Rising health insurance costs pushing people to take higher deductibles
Significantly higher health insurance premiums for 2023 are forcing an increasing number of people in the Netherlands to increase their deductible in order to save money, Independer reports.
Dutch health insurance costs rising considerably in 2023
With December right around the corner, people across the Netherlands are looking into options for saving money on their health insurance, perhaps by switching to another company or by significantly increasing their eigen risico, or deductible, in order to reduce their monthly costs.
While DSW - the first insurer to announce their premiums for the new year - raised their rates by “just” 9,75 euros a month, some people have seen their monthly costs rise by over 10 euros. On Prinsjesdag, the Dutch government announced that the healthcare allowance will increase in 2023, but for many, this won’t be enough to help them cover their rising outgoing costs.
People in the Netherlands take a higher eigen risico to save money
According to figures from the price comparison site Independer, since the final insurance announced their new rates for 2023, the number of people in the Netherlands who have opted for the maximum eigen risico rate of 885 euros has increased from 25,7 percent in 2020 to 38,7 percent. In doing so, some could save up to 300 euros a year.

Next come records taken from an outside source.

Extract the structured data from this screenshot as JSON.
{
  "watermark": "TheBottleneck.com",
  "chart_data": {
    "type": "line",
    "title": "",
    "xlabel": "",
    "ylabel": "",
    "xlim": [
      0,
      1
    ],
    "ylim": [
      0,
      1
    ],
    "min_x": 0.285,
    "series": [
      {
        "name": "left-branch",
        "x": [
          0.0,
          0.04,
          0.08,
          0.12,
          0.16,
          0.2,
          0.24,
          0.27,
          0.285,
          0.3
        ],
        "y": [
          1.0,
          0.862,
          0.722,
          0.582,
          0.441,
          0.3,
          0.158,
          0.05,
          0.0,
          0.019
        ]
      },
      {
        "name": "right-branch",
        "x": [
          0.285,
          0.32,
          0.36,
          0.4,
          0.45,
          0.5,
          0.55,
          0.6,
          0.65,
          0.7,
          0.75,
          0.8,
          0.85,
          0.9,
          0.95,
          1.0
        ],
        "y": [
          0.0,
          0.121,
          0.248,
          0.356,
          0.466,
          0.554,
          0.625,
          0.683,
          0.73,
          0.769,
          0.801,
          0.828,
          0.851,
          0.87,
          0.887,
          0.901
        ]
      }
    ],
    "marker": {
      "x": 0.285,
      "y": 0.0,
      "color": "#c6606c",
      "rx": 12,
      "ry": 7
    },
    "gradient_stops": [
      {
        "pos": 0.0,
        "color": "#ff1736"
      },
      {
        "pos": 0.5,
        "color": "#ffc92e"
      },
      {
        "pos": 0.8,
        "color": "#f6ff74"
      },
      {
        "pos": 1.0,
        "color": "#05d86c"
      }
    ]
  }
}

While perhaps a good idea in theory, the reality is that 64 percent of people who opt for a deductible of 885 euros don’t have that money to hand. This means that they run the risk of not being able to afford the healthcare they need if they run into any health issues in 2023. In a survey carried out by Q&A Insight, 44 percent of respondents also said they sometimes avoided going to a doctor, hospital, or dentist to not have to pay for the care they would receive.
“Healthcare premiums are going up considerably and people are looking for ways to save on that,” Bas Knopperts, a healthcare expert at Independer, told the AD. “Please note that with an increased deductible, you do need a buffer for any higher healthcare costs,” he warned.